Shiroichi memang tak begitu terkejut tertangkap basah saat tidur di kelas. Ia bahkan terang-terangan melakukan hal tersebut meski duduk pada barisan kursi paling depan. Namun, bukan berarti ia sering melakukannya. Ia bersikap santai lantaran sudah terlalu sering dimarahi. Gendang telinganya sudah terlalu kebal untuk menerima segala omelan serta makian.
"Jangan kebanyakan tidur di kelas." Sang guru menyodorkan kertas yang digenggam. Suaranya tegas, tapi tak terdengar penegasan yang menunjukkan amarah. "Coba lebih banyak belajar lagi, lebih giat lagi, supaya nilaimu tidak jelek terus."
Usai berkata demikian, di balik wajah sayu sehabis bangun tidur, ia menyadari Shiro terlihat murung. Hal yang tak lumrah ia temui. Anak ini memang nakal, selalu buat ulah. Tetapi selama ini belum pernah menampakkan kemurungan di wajah itu.
"Kau kenapa, Shiro? Sedang ada masalah?" Nada suara sang guru melunak. Sedikit menunduk, ia tilik air muka anak itu lebih jelas lagi seraya bertanya selembut mungkin.
"Tidak kok, Sensei²." Dengan malas Shiro menjawab.

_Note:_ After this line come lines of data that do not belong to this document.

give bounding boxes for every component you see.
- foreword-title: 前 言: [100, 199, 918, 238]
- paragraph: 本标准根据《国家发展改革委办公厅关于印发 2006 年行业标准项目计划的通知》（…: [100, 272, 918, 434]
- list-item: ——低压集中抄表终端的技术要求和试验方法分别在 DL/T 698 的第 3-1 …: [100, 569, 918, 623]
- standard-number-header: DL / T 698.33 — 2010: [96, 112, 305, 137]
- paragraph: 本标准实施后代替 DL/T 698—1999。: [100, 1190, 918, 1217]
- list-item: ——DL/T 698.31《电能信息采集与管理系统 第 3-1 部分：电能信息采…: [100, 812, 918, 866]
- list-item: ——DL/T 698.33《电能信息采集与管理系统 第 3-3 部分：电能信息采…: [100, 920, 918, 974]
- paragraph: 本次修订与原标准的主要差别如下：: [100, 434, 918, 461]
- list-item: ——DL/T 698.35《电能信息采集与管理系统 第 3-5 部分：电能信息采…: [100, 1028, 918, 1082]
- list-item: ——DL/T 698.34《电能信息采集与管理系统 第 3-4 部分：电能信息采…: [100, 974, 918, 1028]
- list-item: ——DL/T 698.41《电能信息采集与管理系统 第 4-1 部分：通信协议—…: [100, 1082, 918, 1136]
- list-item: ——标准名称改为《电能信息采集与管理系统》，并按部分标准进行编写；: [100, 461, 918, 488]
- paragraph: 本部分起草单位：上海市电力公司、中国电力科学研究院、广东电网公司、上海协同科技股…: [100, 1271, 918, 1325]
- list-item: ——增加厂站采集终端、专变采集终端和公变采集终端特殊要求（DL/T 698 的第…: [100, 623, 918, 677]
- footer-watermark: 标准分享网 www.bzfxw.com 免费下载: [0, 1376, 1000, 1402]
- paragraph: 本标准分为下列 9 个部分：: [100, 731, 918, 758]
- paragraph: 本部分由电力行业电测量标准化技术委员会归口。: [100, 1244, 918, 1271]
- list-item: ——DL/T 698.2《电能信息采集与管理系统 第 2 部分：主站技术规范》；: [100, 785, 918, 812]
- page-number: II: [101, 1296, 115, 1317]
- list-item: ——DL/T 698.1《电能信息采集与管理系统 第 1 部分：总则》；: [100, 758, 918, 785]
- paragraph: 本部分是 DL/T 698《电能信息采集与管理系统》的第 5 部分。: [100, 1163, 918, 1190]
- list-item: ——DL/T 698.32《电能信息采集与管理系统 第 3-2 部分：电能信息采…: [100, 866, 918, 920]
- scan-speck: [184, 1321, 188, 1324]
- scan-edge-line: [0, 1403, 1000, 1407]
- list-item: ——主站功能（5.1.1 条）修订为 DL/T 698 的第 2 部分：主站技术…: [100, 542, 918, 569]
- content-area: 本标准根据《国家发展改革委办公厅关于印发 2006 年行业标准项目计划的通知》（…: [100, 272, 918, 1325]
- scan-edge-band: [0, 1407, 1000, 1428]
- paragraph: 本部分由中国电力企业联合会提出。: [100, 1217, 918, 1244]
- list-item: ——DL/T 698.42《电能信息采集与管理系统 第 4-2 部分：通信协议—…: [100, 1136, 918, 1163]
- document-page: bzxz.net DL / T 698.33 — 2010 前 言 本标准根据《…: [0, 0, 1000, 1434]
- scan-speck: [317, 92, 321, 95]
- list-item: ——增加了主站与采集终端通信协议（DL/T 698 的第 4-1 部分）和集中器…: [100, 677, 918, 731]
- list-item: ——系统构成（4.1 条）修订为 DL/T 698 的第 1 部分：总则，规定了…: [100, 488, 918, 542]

Sang guru tahu anak ini berbohong. Ia menyunggingkan senyum, dengan nada amat ramah berkata, "Nanti sepulang sekolah, mohon temui saya di ruang guru."
Shiroichi acuh tak acuh mendengar perintah itu. Pun tidak melihat tatapan meneduhkan yang tadi disodorkan padanya. Sibuk sekali ia perhatikan hal lain. Kemudian, terdengar langkah hak pantofel yang menjauh, menandakan sang guru telah kembali ke singgasananya.
Tiga.
Hanya itu nilai yang terlihat pada selembar kertas yang teronggok layu di atas meja. Bahkan angka yang terkadang bertengger di belakang koma pada nilai murid lain pun, tak sudi mendampingi. Lagi dan lagi. Angka sial ini rupanya belum lelah menghantui.
Shiro melirik keadaan di sebelahnya. Atau lebih tepatnya, pada angka milik teman sebangku yang bertengger manis di selembar kertas putih nan rapi, dengan tulisan teramat jelas dibaca dan tanpa cela sedikit pun. Angka yang menjadi pusat perhatiannya begitu gagah. Begitu sombong. Seolah mengejek dalam diam. Nilai yang sempurna.
"Maaf ... apa sudah boleh kusimpan?"
Lirikan Shiro beralih dari angka yang menyebalkan itu, ke wajah teman sebangkunya. Anak laki-laki berambut tipis dengan poni samping itu menunjukkan cengiran aneh. Cengiran yang bagi Shiro menandakan mental pecundang, tapi tentu saja bukan dalam hal akademik.
KAMU SEDANG MEMBACA
You are My Dogwood [Extended Ver.]
RomanceTakasugi Shiroichi sudah tidak mau lagi menaruh harapan pada cinta. Ia menjadi seorang Casanova demi mempermainkan hal itu, mempermainkan kaum wanita yang telah menghancurkan kehidupannya. Hanya satu yang saat ini mampu menyelamatkan Shiroichi dari...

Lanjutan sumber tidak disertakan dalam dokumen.